24.3077 · Motion · 2024-03-04
Département de la défense, de la protection de la population et des sports
Liquidé
Wortlaut
Le Conseil fédéral est chargé de proposer, avec le budget 2025, un plan intégré des tâches et des finances (PITF) comprenant une augmentation des dépenses de l'armée de manière que celles-ci, progressivement, représentent au moins 1% du PIB en 2030. A cet effet, il exploitera toutes les possibilités offertes par l’art. 126 Cst.
Begründung
En 2029, l’armée aura perdu toute capacité de défense à cause des mesures d’austérité adoptées pour faciliter l’adoption du budget 2024 de la Confédération.
Le remplacement des systèmes d’artillerie et de défense aérienne de courte et moyenne portée est une nécessité. Alors que l’Europe se réarme, il faut profiter et s’inspirer des commandes faites par nos voisins. Tout report de financement fera de la Suisse un acquéreur de second rang, les pays producteurs équipant en priorité leurs propres armées et leurs alliés.
La modernisation du char Léopard a été prévue pour le milieu des années 2030. Mais les expériences des conflits actuels montrent que des mises à jour sont nécessaires avant. Plusieurs de nos voisins s’unissent afin de participer à des programmes communs. Sans crédits rapidement disponibles, la Suisse devra attendre une décennie.
Tous les pays européens ont pris la mesure de la situation et de la menace stratégique. Ils visent au moins 2% de leur PIB investis dans la défense, dont 20% doivent être consacrés au renouvellement ou à la modernisation des matériels. Enfin, de nombreuses armées prévoient d’augmenter leurs effectifs de 150%.
Pour tenir compte du nouveau cadre budgétaire, l'armée suisse envisage de ne renouveler qu’un tiers des matériels (plan AGILO).

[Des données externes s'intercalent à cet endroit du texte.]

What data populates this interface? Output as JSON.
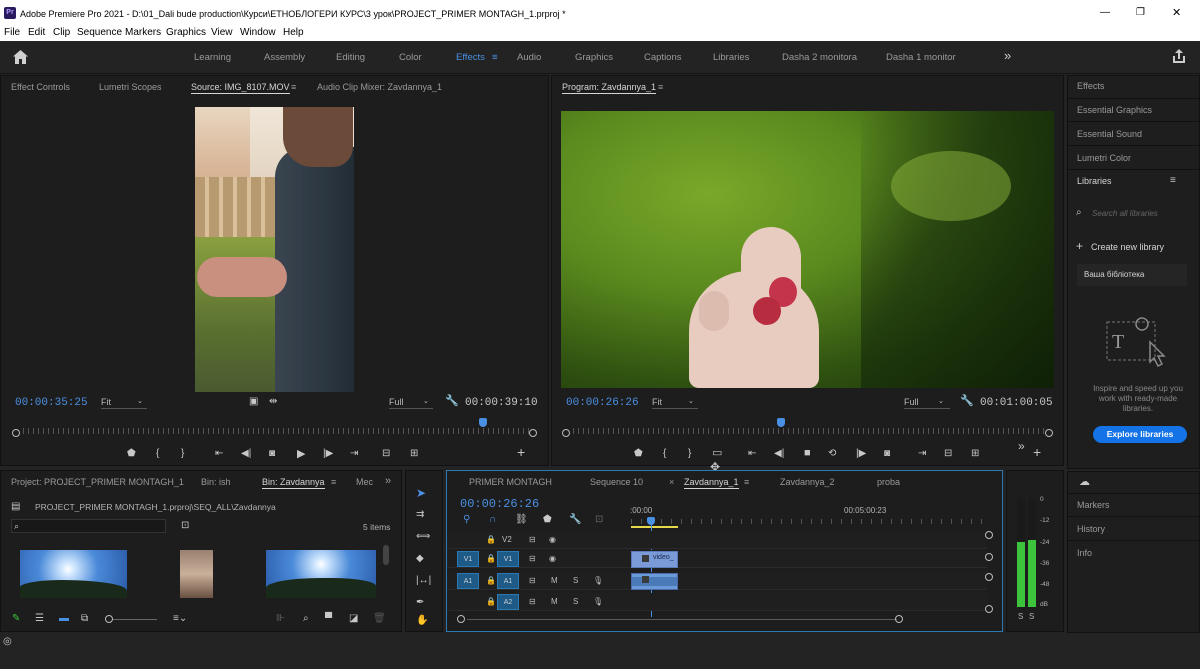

La conséquence : deux tiers des unités devraient se satisfaire d’un matériel obsolète, voire dangereux, pendant encore 10-20 ans. Ce plan crée une armée à deux vitesses : certaines unités recevraient du matériel moderne, faisant des autres des laissées-pour-compte. La nécessité de maintenir deux filières d’instruction et de maintenance en parallèle annulera toutes les économies espérées. Pire, l’achat par tranches des moyens nécessaires implique des coûts unitaires élevés alors que des commandes de grandes séries, en coopération avec des programmes de développement et d’acquisition étrangers, pourraient réduire drastiquement les coûts et permettre à l’industrie suisse de produire des composants pour des flottes de matériels utilisés par nos voisins.
Antrag des Bundesrates
Rejet
Stellungnahme des Bundesrates
La situation budgétaire de la Confédération est délicate. Un réexamen des tâches et des subventions visant à identifier un potentiel d’économies d’au moins 4 milliards à partir de 2027 et d’au moins 5 milliards à partir de 2030 (y compris 1 milliard pour le financement de la 13e rente AVS) sera effectué en 2024 afin de se conformer aux exigences du frein à l’endettement. Le Conseil fédéral estime que, du point de vue de la politique de sécurité, la capacité de défense de l’armée doit être rétablie dans un avenir proche. En conséquence, le Conseil fédéral et le Parlement ont décidé d’augmenter les dépenses de l’armée de sorte qu’elles représentent 1 % du PIB en 2035. Selon le Conseil fédéral, il est impossible de financer une augmentation plus rapide des dépenses militaires, permettant d’atteindre l’objectif de 1 % du PIB d’ici à 2030, en respectant les exigences du frein à l’endettement. Le Conseil fédéral s’est aussi exprimé à plusieurs reprises sur la question d’un financement extraordinaire (motions 23.3843 Salzmann et 23.4350 CDF-N). Il a fait observer que les conditions de l’art. 15 de la loi du 7 octobre 2005 sur les finances (LFC ; RS 611.0) relatives aux dépenses extraordinaires (notamment les « événements extraordinaires échappant au contrôle de la Confédération ») n’étaient remplies ni pour la croissance des dépenses militaires, ni pour la contribution fédérale à la reconstruction de l’Ukraine. Leur montant étant contrôlable, ces contributions ne peuvent pas être comptabilisées à titre de dépenses extraordinaires.
Le Conseil fédéral propose de rejeter la motion.